Espera hoy una jornada agridulce en la que me gustaría poder ver luz al final del túnel pero que la parquedad de medios y la tensión de los que me rodean hacen que no pueda disfrutar de las dificultades. Guinea es una quimera pero quién sabe si un día se hará realidad.

Hoy se están produciendo un cúmulo de buenas noticias inesperadas, sobre todo después de los malos augurios provenientes de la madrugada.

lunes, 4 de febrero de 2013

CONTRADICCIÓN

Quizás hacía más de dos años que no pasaba un domingo tan tranquilo y, sobre todo, que no me despertaba siendo ya lunes con esa sempiterna sensación de ahogo que no me dejaba dormir.

La dieta ha sido ligeramente trastocada este fin de semana, como el anterior, aunque sigo teniendo vetada la Coca-Cola y el pan, pero es que el sábado hice un cocido para chuparse los dedos y di rienda suelta a mi imaginación. No creo que ese fuera el gran exceso de esos días. Me decanto por las tres y cuatro veces  que me levanté a picar algo y, por supuesto, las cinco cervezas del viernes por la noche en el pub de Alphonso. Sigo satisfecho con mi alimentación aunque no la llevo tan al extremo como en los inicios hace tres semanas. La asignatura pendiente sigue siendo el deporte. Esta semana fui a correr el martes a las 6 de la mañana y fue una experiencia maravillosa. Hacía tiempo que no revivía el correr a solas con la única compañía de la luna y mi perra. Ver amanecer mientras el sudor atempera tu cuerpo y comenzar a notar que tu silueta va tomando las medidas que tú esperas. El problema vino cuando a la mañana siguiente volví a cambiarme para correr a esas horas intempestivas y una vez en el parque noté unos pinchazos en la pierna derecha. Tras un par de intentonas, tuve que desistir y volví a casa con el sabor amargo de la derrota. Las conclusiones que saco de esta infausta experiencia es que quizás tenga que olvidarme de correr e intentar engancharme a la bici, el spinning y la natación. Si es así, echaré de menos mis sesiones matutinas en el Parque Polvoranca aunque no es menos cierto que tengo que volver a intentarlo.

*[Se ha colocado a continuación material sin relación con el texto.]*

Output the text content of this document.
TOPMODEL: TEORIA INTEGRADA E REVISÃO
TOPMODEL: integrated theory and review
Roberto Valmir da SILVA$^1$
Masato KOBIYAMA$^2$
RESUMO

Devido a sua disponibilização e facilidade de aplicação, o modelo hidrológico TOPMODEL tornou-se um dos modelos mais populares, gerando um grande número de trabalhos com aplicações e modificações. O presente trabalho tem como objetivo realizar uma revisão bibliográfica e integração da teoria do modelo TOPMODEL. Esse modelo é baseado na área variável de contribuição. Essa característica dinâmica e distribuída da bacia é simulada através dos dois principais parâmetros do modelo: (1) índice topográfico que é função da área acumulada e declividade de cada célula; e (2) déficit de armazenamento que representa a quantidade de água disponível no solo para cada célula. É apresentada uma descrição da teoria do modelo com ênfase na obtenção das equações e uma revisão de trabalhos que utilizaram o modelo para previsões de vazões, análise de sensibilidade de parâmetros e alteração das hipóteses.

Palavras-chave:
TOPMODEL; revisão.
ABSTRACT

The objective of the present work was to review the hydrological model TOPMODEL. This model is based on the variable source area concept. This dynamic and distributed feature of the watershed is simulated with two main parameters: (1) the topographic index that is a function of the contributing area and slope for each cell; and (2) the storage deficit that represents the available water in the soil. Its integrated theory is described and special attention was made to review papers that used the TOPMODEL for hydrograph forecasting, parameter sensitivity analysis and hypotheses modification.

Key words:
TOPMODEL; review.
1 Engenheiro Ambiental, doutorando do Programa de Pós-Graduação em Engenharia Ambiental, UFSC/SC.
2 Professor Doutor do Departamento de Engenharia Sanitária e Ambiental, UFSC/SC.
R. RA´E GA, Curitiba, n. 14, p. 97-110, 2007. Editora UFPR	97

Fin de semana de esperanzas puestas en Guinea Ecuatorial, en ese banco de sangre que puede dar un giro de rumbo en las andanzas de esta familia que se quiere mucho y que quiere permanecer unida. Fin de semana de escándalos políticos y financieros que me alejan cada vez más de un país podrido en sus raíces. Fin de semana de tranquilidad.

Al final me he ido a correr esta mañana y pese a los dolores en la pierna derecha y la permanente sensación de ir muy lento, he finalizado con un tiempo más que aceptable. El palo me lo he llevado cuando me he pesado y he visto que desde que inicié la dieta hace ya tres semanas tan solo he adelgazado dos kilos. Quizás se deba a los excesos del fin de semana pero pensaba que habría perdido ya entre tres kilos y cuatro. Esto no me hace tirar la toalla sino todo lo contrario. Me reafirmo en mi intención de perder 10 kilos, de estar en plena forma física y, sobre todo, de conseguir sanear mi organismo del duro castigo al que le he sometido en los últimos años.

Algo que empiezo a vislumbrar con meridiana certeza es que el objetivo que da título a este blog no voy a poder cumplirlo, al menos este año ya que el dolor de la pierna derecha al correr, en lugar de remitir se agudiza y aparecen diferentes molestias dependiendo la época del año. No quedará por el intento, pero lo veo francamente complicado.

Este fin de semana he visto dos películas de reciente estreno: "The flight" y "La felicidad nunca viene sola". De la primera diré que pese a que la película no aporta nada reseñable y que podría ser una de tantas, merece la pena verla por el estupendo trabajo de Denzel Washington. De la segunda que es previsible, boba, insustancial y prescindible pero admirar la belleza de Sophie Marceau en unos espléndidos cuarenta años solo comparables a los de Monica Belucci, es razón más que suficiente para disfrutarla y hasta para comprarla en Blue Ray si es necesario. ¡Qué monumento de mujer!